She started, and then, without a smile, said, "No," and passed the paper to him.
"Thank you!" he murmured, taking it from her.
It was an old paper, and he did not wish to read it, but he had to pretend to be interested in it, for the girl showed no desire to offer any more than the casual civilities of one stranger to another. He hoped that he might suddenly look up and find that she was regarding him intently ... she would hurriedly glance away from him with an air of pretty confusion ... but although he looked up at her many times, he never caught her gazing at him. He wished that she would take her hat, a wide-brimmed one, off so that he might see her hair. How ridiculous it was of women to sit at meals with hats on!... He could just see a wave of dark brown hair under the brim of her hat, flowing across her broad brow. Her eyebrows were dark and level and very firm, and he thought how wonderfully the darkness of her eyebrows and her eyelids and the pallor of her skin served to enrich the beauty of her eyes. Maggie Carmichael's eyes had had laughter in them ... they seemed always to be sparkling with merriment ... but this girl's eyes had tears in them. She might often smile, John told himself, but she would seldom laugh. Her air of listening for an alarm and the nervous movement of her fingers made him imagine that a magician had changed some swift and beautiful and timid animal into a woman. The magicians in the Arabian Nights frequently turned men and women into hounds and antelopes, but the process had been reversed with this girl: an antelope had been turned into a woman.... If only she would give him an opportunity of speaking to her, of making friends with her! He suddenly held out the paper to her. "Thank you!" he said.
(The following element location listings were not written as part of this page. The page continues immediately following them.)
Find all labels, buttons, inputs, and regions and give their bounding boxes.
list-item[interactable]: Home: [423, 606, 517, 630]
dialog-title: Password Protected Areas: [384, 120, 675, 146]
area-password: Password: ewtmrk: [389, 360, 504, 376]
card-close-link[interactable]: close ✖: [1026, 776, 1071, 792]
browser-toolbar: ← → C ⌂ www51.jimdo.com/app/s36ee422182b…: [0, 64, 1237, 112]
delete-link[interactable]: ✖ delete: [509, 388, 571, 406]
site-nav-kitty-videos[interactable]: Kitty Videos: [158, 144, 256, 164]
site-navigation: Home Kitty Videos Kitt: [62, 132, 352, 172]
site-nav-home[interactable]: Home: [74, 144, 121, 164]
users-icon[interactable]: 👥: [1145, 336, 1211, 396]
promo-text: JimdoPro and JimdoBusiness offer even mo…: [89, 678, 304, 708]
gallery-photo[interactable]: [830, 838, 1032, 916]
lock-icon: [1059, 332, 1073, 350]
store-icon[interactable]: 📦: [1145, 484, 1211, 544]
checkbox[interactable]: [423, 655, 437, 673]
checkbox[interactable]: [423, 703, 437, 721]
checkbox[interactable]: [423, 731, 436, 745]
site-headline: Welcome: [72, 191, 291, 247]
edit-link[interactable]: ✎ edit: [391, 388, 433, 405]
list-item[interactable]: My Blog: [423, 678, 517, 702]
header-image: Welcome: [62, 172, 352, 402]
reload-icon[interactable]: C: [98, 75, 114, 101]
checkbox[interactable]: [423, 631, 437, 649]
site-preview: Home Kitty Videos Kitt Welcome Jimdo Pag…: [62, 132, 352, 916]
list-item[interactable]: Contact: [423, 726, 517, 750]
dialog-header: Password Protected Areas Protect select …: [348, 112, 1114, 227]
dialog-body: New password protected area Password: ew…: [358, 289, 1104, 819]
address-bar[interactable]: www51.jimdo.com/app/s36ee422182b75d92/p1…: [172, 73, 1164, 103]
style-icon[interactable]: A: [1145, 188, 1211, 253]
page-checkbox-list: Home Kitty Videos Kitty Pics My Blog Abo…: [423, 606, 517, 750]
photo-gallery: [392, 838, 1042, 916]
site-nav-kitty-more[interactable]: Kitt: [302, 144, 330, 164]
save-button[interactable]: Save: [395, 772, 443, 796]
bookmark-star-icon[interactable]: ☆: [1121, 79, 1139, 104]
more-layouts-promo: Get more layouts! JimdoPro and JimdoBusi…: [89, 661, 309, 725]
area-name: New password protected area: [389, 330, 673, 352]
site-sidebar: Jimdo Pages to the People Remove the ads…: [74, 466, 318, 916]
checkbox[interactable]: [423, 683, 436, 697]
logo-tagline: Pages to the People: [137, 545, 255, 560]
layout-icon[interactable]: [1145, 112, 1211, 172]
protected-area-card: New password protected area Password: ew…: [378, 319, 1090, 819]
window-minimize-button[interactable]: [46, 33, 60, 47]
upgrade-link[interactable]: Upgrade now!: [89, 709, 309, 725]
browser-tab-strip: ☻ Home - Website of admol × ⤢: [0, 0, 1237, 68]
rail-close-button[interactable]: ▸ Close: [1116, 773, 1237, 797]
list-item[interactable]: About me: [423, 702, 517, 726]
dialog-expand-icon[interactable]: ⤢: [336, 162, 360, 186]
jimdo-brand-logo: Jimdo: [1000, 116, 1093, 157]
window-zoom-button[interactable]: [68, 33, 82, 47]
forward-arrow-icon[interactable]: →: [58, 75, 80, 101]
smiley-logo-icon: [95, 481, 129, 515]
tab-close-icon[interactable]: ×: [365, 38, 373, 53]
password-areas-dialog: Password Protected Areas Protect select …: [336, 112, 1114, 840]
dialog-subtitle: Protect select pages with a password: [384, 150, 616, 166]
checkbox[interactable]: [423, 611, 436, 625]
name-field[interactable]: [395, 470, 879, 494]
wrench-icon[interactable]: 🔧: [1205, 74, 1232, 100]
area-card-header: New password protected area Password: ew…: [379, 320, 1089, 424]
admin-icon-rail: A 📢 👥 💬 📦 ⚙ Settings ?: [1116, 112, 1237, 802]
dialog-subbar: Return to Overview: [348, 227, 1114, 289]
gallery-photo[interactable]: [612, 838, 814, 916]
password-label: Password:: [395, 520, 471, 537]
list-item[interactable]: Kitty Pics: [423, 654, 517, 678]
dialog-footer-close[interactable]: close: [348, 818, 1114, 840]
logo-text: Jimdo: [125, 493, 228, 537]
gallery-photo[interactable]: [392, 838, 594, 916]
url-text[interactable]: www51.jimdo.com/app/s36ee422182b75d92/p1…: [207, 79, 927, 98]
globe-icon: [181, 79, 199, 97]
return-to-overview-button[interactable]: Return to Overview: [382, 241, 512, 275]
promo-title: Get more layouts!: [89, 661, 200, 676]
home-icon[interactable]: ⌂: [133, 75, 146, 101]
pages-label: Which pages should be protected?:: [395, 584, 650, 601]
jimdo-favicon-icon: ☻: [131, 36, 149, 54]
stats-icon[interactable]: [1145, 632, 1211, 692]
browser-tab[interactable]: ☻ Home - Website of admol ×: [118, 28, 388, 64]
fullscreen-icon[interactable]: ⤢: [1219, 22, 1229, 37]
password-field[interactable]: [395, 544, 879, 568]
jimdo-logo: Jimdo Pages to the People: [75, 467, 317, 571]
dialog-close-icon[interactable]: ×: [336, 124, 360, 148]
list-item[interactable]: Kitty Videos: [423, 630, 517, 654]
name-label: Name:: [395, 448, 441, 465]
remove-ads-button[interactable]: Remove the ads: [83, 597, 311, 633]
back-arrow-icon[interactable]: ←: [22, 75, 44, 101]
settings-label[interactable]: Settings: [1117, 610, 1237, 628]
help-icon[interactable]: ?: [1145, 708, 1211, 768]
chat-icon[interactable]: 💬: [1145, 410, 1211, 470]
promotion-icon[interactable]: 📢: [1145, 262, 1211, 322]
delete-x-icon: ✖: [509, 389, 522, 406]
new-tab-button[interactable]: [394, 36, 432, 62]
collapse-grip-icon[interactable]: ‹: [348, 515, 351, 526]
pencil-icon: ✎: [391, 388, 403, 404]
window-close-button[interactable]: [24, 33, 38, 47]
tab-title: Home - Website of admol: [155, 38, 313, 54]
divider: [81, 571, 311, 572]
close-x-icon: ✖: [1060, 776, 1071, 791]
"It isn't mine," she answered indifferently.
He became confused and clumsy, and he put the paper down on the table so that it upset a spoon on to the floor with a noise that seemed loud enough to wake the dead; and as he stooped to pick it up, he pushed the paper against her plate, causing it almost to fall into her lap.
"I beg your pardon," he exclaimed.
"It's all right," she replied coldly.
He could feel the blood running hotly through his body, and the warm flush of it spreading over his cheeks. "That was a cut," he said to himself, and wondered what he should do or say next. What a fool he must appear to her! ... It would be ridiculous to ask her to tell him the time, for there was a large and palpable clock over her head so fixed that he could not fail to see it. It was very odd, he thought, that she should not wish to speak to him when he so ardently wished to speak to her. She had finished her meal and he knew that in a moment or two she would rise and go out of the restaurant. He leant across the table.
"Miss Moore," he said, "I wish you would be friends with me!"
She looked at him as if she were not certain that he had spoken to her, and as she saw how earnestly he gazed at her, the expression of her face changed from one of astonishment to one of alarm.